The prophet Isaiah described this presence as, "Immanuel, God with us." Today, when I think of this phrase, "God with us," I am filled with a joy that seems almost unimaginable for one so recently bereaved. How could it be that he who made the world, who holds the heavens in his hands, who establishes kingdoms and destroys armies, is in me and around me, surrounding me with his love, protection, and comfort.
For most of our lives, we are so filled with good things that we don't have room for the best. While the sun gleams brightly over the sea of our prosperity, making its gentle waters glisten like diamonds, we find comfort in many things. But when the storm comes, turning the waves into dark, frightening cliffs which threaten to take us under, we find the most precious treasure of all, "Immanuel, God with us."
No one draws near to the campfire during the heat of a summer day; we perceive no need for its warmth. But in the cool of the evening, when the sun has set and the air has chilled, the campfire beckons invitingly. I never dreamed that in this life, the comfort that I have received from Jesus could be so warm, so loving, so soothing, and so reassuring in the midst of days so chilled and darkened by the loss of our son and only child, Stephen.
Steve always looked forward to the carefree days of summer. During the intense heat of summer, the oceans, rivers, lakes, and pools beckon playfully. Teasingly they invite us. Compellingly, the balminess of the day pushes us towards them till at last, with childlike exuberance, we plunge into the cool, invigorating waters of summer, finding delight, refreshment, and relief. There, in the midst of our joy, we also have this: "Immanuel, God with us." However, in the abundance of good things, we take little notice of it.

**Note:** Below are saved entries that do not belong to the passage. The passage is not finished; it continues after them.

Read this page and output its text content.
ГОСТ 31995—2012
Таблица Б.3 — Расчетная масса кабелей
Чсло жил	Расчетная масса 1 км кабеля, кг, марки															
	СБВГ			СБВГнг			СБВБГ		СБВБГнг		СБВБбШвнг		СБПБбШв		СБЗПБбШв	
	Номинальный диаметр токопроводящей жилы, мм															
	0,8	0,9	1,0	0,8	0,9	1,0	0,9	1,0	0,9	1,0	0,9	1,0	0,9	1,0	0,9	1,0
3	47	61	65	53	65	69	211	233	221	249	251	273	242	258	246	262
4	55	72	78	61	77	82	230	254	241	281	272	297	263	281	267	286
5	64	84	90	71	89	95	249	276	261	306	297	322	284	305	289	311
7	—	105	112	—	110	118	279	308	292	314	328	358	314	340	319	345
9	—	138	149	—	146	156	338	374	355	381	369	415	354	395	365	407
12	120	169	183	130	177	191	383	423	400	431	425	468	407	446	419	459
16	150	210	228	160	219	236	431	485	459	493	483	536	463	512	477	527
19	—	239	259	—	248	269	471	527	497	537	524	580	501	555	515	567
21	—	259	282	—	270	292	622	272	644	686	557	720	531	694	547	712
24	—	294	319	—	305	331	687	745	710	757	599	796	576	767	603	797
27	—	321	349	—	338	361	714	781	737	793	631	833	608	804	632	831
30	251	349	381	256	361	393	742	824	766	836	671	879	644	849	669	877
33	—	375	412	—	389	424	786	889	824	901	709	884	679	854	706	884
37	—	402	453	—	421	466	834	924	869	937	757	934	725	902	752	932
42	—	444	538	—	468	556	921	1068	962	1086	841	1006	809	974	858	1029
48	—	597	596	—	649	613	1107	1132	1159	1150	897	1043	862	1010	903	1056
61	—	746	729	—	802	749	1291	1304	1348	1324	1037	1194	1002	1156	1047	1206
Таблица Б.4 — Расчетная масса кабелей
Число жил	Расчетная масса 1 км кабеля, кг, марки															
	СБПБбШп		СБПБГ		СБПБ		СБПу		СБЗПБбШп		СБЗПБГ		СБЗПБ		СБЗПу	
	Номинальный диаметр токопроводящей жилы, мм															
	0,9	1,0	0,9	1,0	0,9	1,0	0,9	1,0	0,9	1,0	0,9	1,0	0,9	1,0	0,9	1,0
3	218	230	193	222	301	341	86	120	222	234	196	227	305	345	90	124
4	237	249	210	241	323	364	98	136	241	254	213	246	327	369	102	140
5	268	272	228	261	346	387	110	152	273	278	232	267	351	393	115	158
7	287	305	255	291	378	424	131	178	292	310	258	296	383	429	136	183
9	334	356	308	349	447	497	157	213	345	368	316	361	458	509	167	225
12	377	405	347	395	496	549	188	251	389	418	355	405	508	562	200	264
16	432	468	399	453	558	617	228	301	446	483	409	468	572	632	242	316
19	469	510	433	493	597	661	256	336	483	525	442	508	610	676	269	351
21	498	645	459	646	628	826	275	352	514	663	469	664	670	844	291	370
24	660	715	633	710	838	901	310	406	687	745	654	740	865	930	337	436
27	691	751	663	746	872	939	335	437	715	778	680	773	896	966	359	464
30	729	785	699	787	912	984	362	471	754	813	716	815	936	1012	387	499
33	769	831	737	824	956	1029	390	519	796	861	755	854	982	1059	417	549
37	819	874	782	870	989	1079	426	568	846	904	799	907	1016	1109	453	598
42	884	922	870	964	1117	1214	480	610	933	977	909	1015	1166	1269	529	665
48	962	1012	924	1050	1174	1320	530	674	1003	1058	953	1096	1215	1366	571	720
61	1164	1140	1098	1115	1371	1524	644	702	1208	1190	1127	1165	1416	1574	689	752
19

Unexpectedly winter comes. Gently but compellingly, the good shepherd leads us through the piercing, numbing chill of the icy waters of grief and affliction. Against our will, we are made to plunge deeply into sorrow and loss. We entertain thoughts that even death would be preferable to this experience of pain and misery. Then, in the fullness of time, the shepherd leads us out of those waters, inviting us to come to his fire where we can be warmed. He entreats us to come sit by him and be comforted.
With anger and resentment, many grieving souls rebel against the good shepherd, despising his comfort. As the storm rages around them, they become cynical and bitter.
Some refuse to entertain any hope that the one who leads us through affliction might also bring comfort. They prefer a morbid contemplation of their own misery to fellowship with him.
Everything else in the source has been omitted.